# WOW do those new PC-Ultras sound great.



## jeffreybehr (Mar 17, 2008)

Got them this week, broke them in maybe 30 hours with pinknoise, switched and plugged them to 15Hz, adjusted the PEQs* with a third-octave RTA, phased them correctly with the main speakers, and WOW!!!!

I thought and still think the 10" Bob Carver Dominators sound better than they have a right to for the money, but the PC-Us are definitely a step-and-a-half up. The LOW-frequency bass from, for instance, 'U-571', 'Master and Commander...', and 'Black Hawk Down' has a solidity...a feeling...that was missing before. I also played them with stereo sources and they sound quite well defined in the mid- and upper-bass octaves.

I'm thrilled.
.

* One to the primary frequency of c. 30Hz and the other to the secondary peak of c. 50Hz.


----------



## Sonnie (Apr 11, 2006)

Congrats Jeffrey!

I must agree... they are awesome indeed. :yes: 

I love mine and my room never sounded better.


----------



## Guest (Apr 6, 2008)

jeffreybehr said:


> Got them this week, broke them in maybe 30 hours with pinknoise, switched and plugged them to 15Hz, adjusted the PEQs* with a third-octave RTA, phased them correctly with the main speakers, and WOW!!!!
> 
> I thought and still think the 10" Bob Carver Dominators sound better than they have a right to for the money, but the PC-Us are definitely a step-and-a-half up.

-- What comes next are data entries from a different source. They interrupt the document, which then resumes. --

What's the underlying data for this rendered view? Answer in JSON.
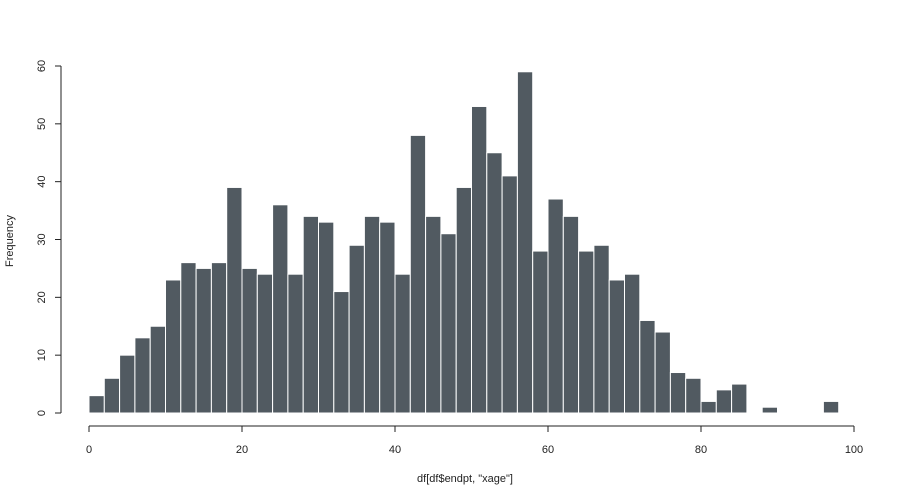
{
  "chart_data": {
    "type": "bar",
    "title": "",
    "xlabel": "df[df$endpt, \"xage\"]",
    "ylabel": "Frequency",
    "xlim": [
      0,
      100
    ],
    "ylim": [
      0,
      60
    ],
    "x_ticks": [
      "0",
      "20",
      "40",
      "60",
      "80",
      "100"
    ],
    "y_ticks": [
      "0",
      "10",
      "20",
      "30",
      "40",
      "50",
      "60"
    ],
    "bin_width": 2,
    "bin_starts": [
      0,
      2,
      4,
      6,
      8,
      10,
      12,
      14,
      16,
      18,
      20,
      22,
      24,
      26,
      28,
      30,
      32,
      34,
      36,
      38,
      40,
      42,
      44,
      46,
      48,
      50,
      52,
      54,
      56,
      58,
      60,
      62,
      64,
      66,
      68,
      70,
      72,
      74,
      76,
      78,
      80,
      82,
      84,
      86,
      88,
      90,
      92,
      94,
      96
    ],
    "values": [
      3,
      6,
      10,
      13,
      15,
      23,
      26,
      25,
      26,
      39,
      25,
      24,
      36,
      24,
      34,
      33,
      21,
      29,
      34,
      33,
      24,
      48,
      34,
      31,
      39,
      53,
      45,
      41,
      59,
      28,
      37,
      34,
      28,
      29,
      23,
      24,
      16,
      14,
      7,
      6,
      2,
      4,
      5,
      0,
      1,
      0,
      0,
      0,
      2
    ],
    "grid": false,
    "bar_color": "#515a61",
    "bar_border_color": "#ffffff"
  }
}
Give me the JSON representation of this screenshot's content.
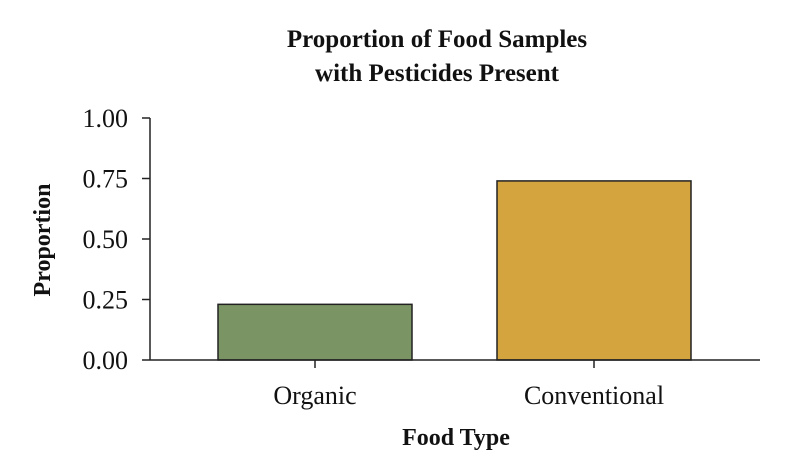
{
  "chart_data": {
    "type": "bar",
    "title": "Proportion of Food Samples",
    "subtitle": "with Pesticides Present",
    "xlabel": "Food Type",
    "ylabel": "Proportion",
    "categories": [
      "Organic",
      "Conventional"
    ],
    "values": [
      0.23,
      0.74
    ],
    "colors": [
      "#7a9464",
      "#d4a43f"
    ],
    "ylim": [
      0,
      1
    ],
    "yticks": [
      "0.00",
      "0.25",
      "0.50",
      "0.75",
      "1.00"
    ],
    "grid": false,
    "legend": false
  }
}
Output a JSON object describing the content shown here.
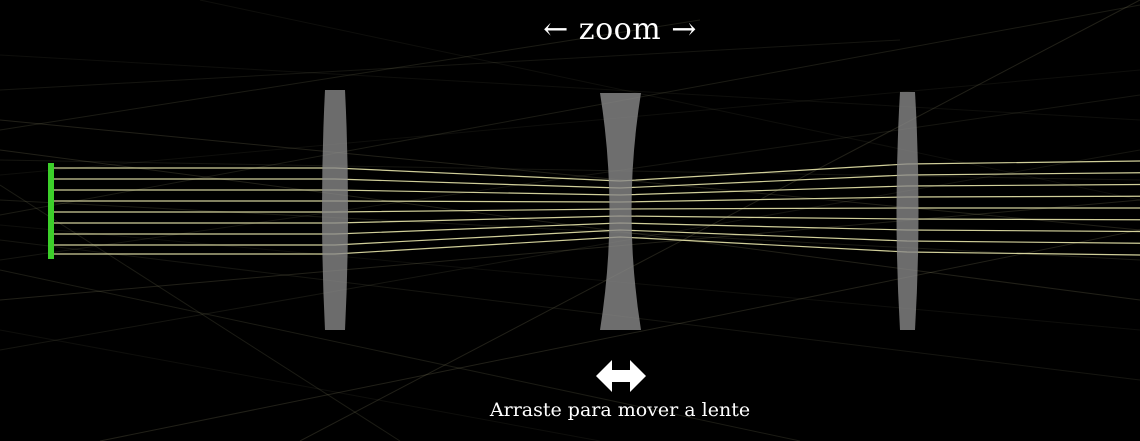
{
  "zoom_label": "← zoom →",
  "hint": "Arraste para mover a lente",
  "icons": {
    "drag": "double-arrow-horizontal-icon"
  },
  "colors": {
    "background": "#000000",
    "lens": "#8a8a8a",
    "ray": "#f4f2b4",
    "object": "#3ccf2a",
    "text": "#ffffff"
  }
}
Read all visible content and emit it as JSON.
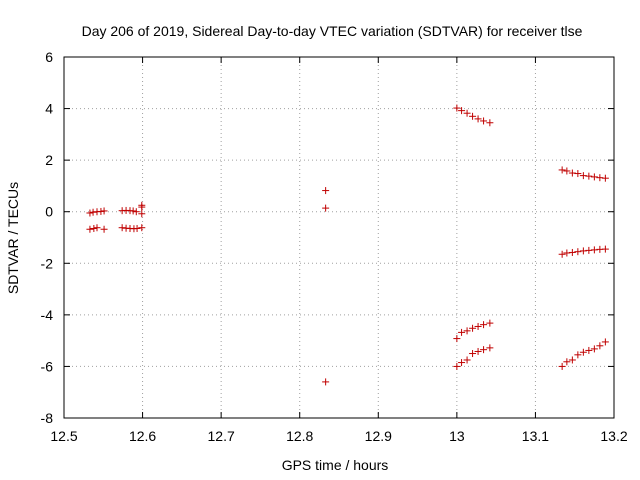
{
  "chart_data": {
    "type": "scatter",
    "title": "Day 206 of 2019, Sidereal Day-to-day VTEC variation (SDTVAR) for receiver tlse",
    "xlabel": "GPS time / hours",
    "ylabel": "SDTVAR / TECUs",
    "xlim": [
      12.5,
      13.2
    ],
    "ylim": [
      -8,
      6
    ],
    "xticks": [
      12.5,
      12.6,
      12.7,
      12.8,
      12.9,
      13.0,
      13.1,
      13.2
    ],
    "xtick_labels": [
      "12.5",
      "12.6",
      "12.7",
      "12.8",
      "12.9",
      "13",
      "13.1",
      "13.2"
    ],
    "yticks": [
      -8,
      -6,
      -4,
      -2,
      0,
      2,
      4,
      6
    ],
    "ytick_labels": [
      "-8",
      "-6",
      "-4",
      "-2",
      "0",
      "2",
      "4",
      "6"
    ],
    "grid": true,
    "marker": "+",
    "color": "#c00000",
    "series": [
      {
        "name": "SDTVAR",
        "points": [
          [
            12.533,
            -0.05
          ],
          [
            12.537,
            -0.02
          ],
          [
            12.542,
            0.0
          ],
          [
            12.547,
            0.01
          ],
          [
            12.551,
            0.03
          ],
          [
            12.574,
            0.04
          ],
          [
            12.579,
            0.05
          ],
          [
            12.584,
            0.04
          ],
          [
            12.588,
            0.03
          ],
          [
            12.592,
            0.0
          ],
          [
            12.599,
            -0.08
          ],
          [
            12.599,
            0.18
          ],
          [
            12.599,
            0.25
          ],
          [
            12.533,
            -0.68
          ],
          [
            12.538,
            -0.65
          ],
          [
            12.542,
            -0.62
          ],
          [
            12.551,
            -0.68
          ],
          [
            12.574,
            -0.62
          ],
          [
            12.579,
            -0.64
          ],
          [
            12.584,
            -0.65
          ],
          [
            12.589,
            -0.66
          ],
          [
            12.593,
            -0.65
          ],
          [
            12.599,
            -0.62
          ],
          [
            12.833,
            0.82
          ],
          [
            12.833,
            0.14
          ],
          [
            12.833,
            -6.6
          ],
          [
            13.0,
            4.02
          ],
          [
            13.006,
            3.92
          ],
          [
            13.013,
            3.82
          ],
          [
            13.02,
            3.7
          ],
          [
            13.027,
            3.6
          ],
          [
            13.034,
            3.52
          ],
          [
            13.042,
            3.45
          ],
          [
            13.0,
            -4.92
          ],
          [
            13.006,
            -4.68
          ],
          [
            13.013,
            -4.62
          ],
          [
            13.02,
            -4.52
          ],
          [
            13.027,
            -4.45
          ],
          [
            13.034,
            -4.38
          ],
          [
            13.042,
            -4.32
          ],
          [
            13.0,
            -6.0
          ],
          [
            13.006,
            -5.85
          ],
          [
            13.013,
            -5.75
          ],
          [
            13.02,
            -5.5
          ],
          [
            13.027,
            -5.42
          ],
          [
            13.034,
            -5.35
          ],
          [
            13.042,
            -5.28
          ],
          [
            13.134,
            1.62
          ],
          [
            13.14,
            1.58
          ],
          [
            13.147,
            1.5
          ],
          [
            13.154,
            1.48
          ],
          [
            13.161,
            1.4
          ],
          [
            13.168,
            1.38
          ],
          [
            13.175,
            1.35
          ],
          [
            13.182,
            1.32
          ],
          [
            13.189,
            1.3
          ],
          [
            13.134,
            -1.65
          ],
          [
            13.14,
            -1.6
          ],
          [
            13.147,
            -1.58
          ],
          [
            13.154,
            -1.55
          ],
          [
            13.161,
            -1.52
          ],
          [
            13.168,
            -1.5
          ],
          [
            13.175,
            -1.48
          ],
          [
            13.182,
            -1.46
          ],
          [
            13.189,
            -1.45
          ],
          [
            13.134,
            -6.0
          ],
          [
            13.14,
            -5.82
          ],
          [
            13.147,
            -5.75
          ],
          [
            13.154,
            -5.55
          ],
          [
            13.161,
            -5.45
          ],
          [
            13.168,
            -5.38
          ],
          [
            13.175,
            -5.32
          ],
          [
            13.182,
            -5.2
          ],
          [
            13.189,
            -5.05
          ]
        ]
      }
    ]
  }
}
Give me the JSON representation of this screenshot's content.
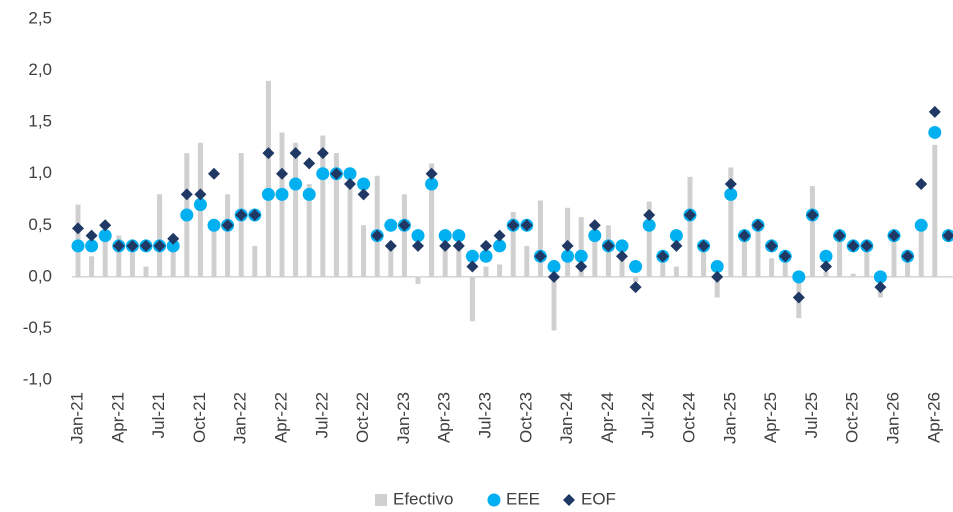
{
  "chart_data": {
    "type": "bar_scatter",
    "categories": [
      "Jan-21",
      null,
      null,
      "Apr-21",
      null,
      null,
      "Jul-21",
      null,
      null,
      "Oct-21",
      null,
      null,
      "Jan-22",
      null,
      null,
      "Apr-22",
      null,
      null,
      "Jul-22",
      null,
      null,
      "Oct-22",
      null,
      null,
      "Jan-23",
      null,
      null,
      "Apr-23",
      null,
      null,
      "Jul-23",
      null,
      null,
      "Oct-23",
      null,
      null,
      "Jan-24",
      null,
      null,
      "Apr-24",
      null,
      null,
      "Jul-24",
      null,
      null,
      "Oct-24",
      null,
      null,
      "Jan-25",
      null,
      null,
      "Apr-25",
      null,
      null,
      "Jul-25",
      null,
      null,
      "Oct-25",
      null,
      null,
      "Jan-26",
      null,
      null,
      "Apr-26",
      null
    ],
    "series": [
      {
        "name": "Efectivo",
        "kind": "bar",
        "color": "#d0d0d0",
        "values": [
          0.7,
          0.2,
          0.45,
          0.4,
          0.3,
          0.1,
          0.8,
          0.3,
          1.2,
          1.3,
          0.5,
          0.8,
          1.2,
          0.3,
          1.9,
          1.4,
          1.3,
          0.9,
          1.37,
          1.2,
          1.0,
          0.5,
          0.98,
          0.3,
          0.8,
          -0.07,
          1.1,
          0.4,
          0.3,
          -0.43,
          0.1,
          0.12,
          0.63,
          0.3,
          0.74,
          -0.52,
          0.67,
          0.58,
          0.45,
          0.5,
          0.2,
          -0.05,
          0.73,
          0.2,
          0.1,
          0.97,
          0.3,
          -0.2,
          1.06,
          0.4,
          0.5,
          0.18,
          0.2,
          -0.4,
          0.88,
          0.05,
          0.4,
          0.03,
          0.3,
          -0.2,
          0.4,
          0.2,
          0.5,
          1.28,
          null
        ]
      },
      {
        "name": "EEE",
        "kind": "circle",
        "color": "#00b0f0",
        "values": [
          0.3,
          0.3,
          0.4,
          0.3,
          0.3,
          0.3,
          0.3,
          0.3,
          0.6,
          0.7,
          0.5,
          0.5,
          0.6,
          0.6,
          0.8,
          0.8,
          0.9,
          0.8,
          1.0,
          1.0,
          1.0,
          0.9,
          0.4,
          0.5,
          0.5,
          0.4,
          0.9,
          0.4,
          0.4,
          0.2,
          0.2,
          0.3,
          0.5,
          0.5,
          0.2,
          0.1,
          0.2,
          0.2,
          0.4,
          0.3,
          0.3,
          0.1,
          0.5,
          0.2,
          0.4,
          0.6,
          0.3,
          0.1,
          0.8,
          0.4,
          0.5,
          0.3,
          0.2,
          0.0,
          0.6,
          0.2,
          0.4,
          0.3,
          0.3,
          0.0,
          0.4,
          0.2,
          0.5,
          1.4,
          0.4
        ]
      },
      {
        "name": "EOF",
        "kind": "diamond",
        "color": "#1f3864",
        "values": [
          0.47,
          0.4,
          0.5,
          0.3,
          0.3,
          0.3,
          0.3,
          0.37,
          0.8,
          0.8,
          1.0,
          0.5,
          0.6,
          0.6,
          1.2,
          1.0,
          1.2,
          1.1,
          1.2,
          1.0,
          0.9,
          0.8,
          0.4,
          0.3,
          0.5,
          0.3,
          1.0,
          0.3,
          0.3,
          0.1,
          0.3,
          0.4,
          0.5,
          0.5,
          0.2,
          0.0,
          0.3,
          0.1,
          0.5,
          0.3,
          0.2,
          -0.1,
          0.6,
          0.2,
          0.3,
          0.6,
          0.3,
          0.0,
          0.9,
          0.4,
          0.5,
          0.3,
          0.2,
          -0.2,
          0.6,
          0.1,
          0.4,
          0.3,
          0.3,
          -0.1,
          0.4,
          0.2,
          0.9,
          1.6,
          0.4
        ]
      }
    ],
    "ylim": [
      -1.0,
      2.5
    ],
    "yticks": [
      {
        "value": -1.0,
        "label": "-1,0"
      },
      {
        "value": -0.5,
        "label": "-0,5"
      },
      {
        "value": 0,
        "label": "0,0"
      },
      {
        "value": 0.5,
        "label": "0,5"
      },
      {
        "value": 1.0,
        "label": "1,0"
      },
      {
        "value": 1.5,
        "label": "1,5"
      },
      {
        "value": 2.0,
        "label": "2,0"
      },
      {
        "value": 2.5,
        "label": "2,5"
      }
    ],
    "grid": false,
    "legend": "bottom"
  }
}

The LOW-frequency bass from, for instance, 'U-571', 'Master and Commander...', and 'Black Hawk Down' has a solidity...a feeling...that was missing before. I also played them with stereo sources and they sound quite well defined in the mid- and upper-bass octaves.
> 
> ...


Great news Jeff, I take it you purchased 2 units. I sure love my pair. For interest, where did you place your subs and have you tried more than one position?


----------